彼は震えながら顔を上げ、私のことをにらみつける。
「あ、ごめんなさい。邪魔しちゃったかしら」
その顔がみるみる赤くなって、口がへの字にまがって…
あ、これ泣くやつだ。まずい。
どうフォローしたらいいのか前世の子育て当時の記憶をフル回転させていたところで、扉が開いた。
「おや、君は昨日の」
「お世話になります。レベッカと申します」
入ってきた人がパスコだろう。短く切った金髪にスラッとした衣装は清潔感を漂わせ、正に大商人の側近と言うことを思わせる。

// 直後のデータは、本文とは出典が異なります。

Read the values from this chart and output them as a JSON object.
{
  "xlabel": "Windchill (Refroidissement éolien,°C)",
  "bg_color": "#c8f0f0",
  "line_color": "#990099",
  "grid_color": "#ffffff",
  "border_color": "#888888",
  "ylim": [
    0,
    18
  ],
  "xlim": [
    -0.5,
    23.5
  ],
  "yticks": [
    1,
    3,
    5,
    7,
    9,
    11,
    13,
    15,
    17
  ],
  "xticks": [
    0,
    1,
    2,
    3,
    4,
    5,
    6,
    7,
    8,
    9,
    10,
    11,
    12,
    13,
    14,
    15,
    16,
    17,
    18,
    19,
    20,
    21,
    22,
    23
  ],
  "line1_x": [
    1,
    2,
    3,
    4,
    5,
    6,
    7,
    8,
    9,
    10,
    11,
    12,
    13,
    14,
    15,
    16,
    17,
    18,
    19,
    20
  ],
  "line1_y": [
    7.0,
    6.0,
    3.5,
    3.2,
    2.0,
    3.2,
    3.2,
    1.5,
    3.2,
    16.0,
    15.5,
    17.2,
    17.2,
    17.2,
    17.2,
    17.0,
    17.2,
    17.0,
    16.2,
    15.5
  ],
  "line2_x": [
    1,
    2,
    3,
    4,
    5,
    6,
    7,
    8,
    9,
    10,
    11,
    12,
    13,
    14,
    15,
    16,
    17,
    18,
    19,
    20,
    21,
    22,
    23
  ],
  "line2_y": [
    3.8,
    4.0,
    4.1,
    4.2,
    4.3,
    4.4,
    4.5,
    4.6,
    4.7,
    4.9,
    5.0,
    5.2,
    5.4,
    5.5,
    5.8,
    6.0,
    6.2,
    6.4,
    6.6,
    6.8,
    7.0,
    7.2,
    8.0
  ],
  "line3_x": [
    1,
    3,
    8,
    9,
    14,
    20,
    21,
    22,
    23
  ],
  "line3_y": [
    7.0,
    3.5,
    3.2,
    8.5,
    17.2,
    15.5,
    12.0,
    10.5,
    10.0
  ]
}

「ああ、それじゃあユーリィム様とはもう会ったんだな。パスコだ。ここの番頭と言ったところだ。よろしく」
「よろしく」
握手を交わす。剣ダコとは違う意味で使われた手だ。
「先ほどユーリィム様にお会いさせていただきました。王都への同行をお許しいただけましたので、細かいことはパスコさんに聞くようにと」
「なるほど、承知した。じゃあレベッカさんには……昨日の戦いを見させてもらった。あれはすごかったね」
「あはは、恐縮です」
「だからすまないが、護衛の一人として同行してもらいたい。いいかい?」
「はい、構いません」
こうして、私は王都へと向かう伝手を得た。前世と比べたら目を覆いたくなるほど弱くなってしまったが、戦うことは苦手ではないし、人間や普通の魔物相手ならなんとかなるだろうから、一生懸命働けば不興を買うことはないだろうと思う。
話が済んだから部屋から出ようとしてふとデンデの方を見たら、半泣きになりながら仕事をやり直していた。
邪魔をして申し訳ないと思う。どこかで何か埋め合わせをしたいところだ。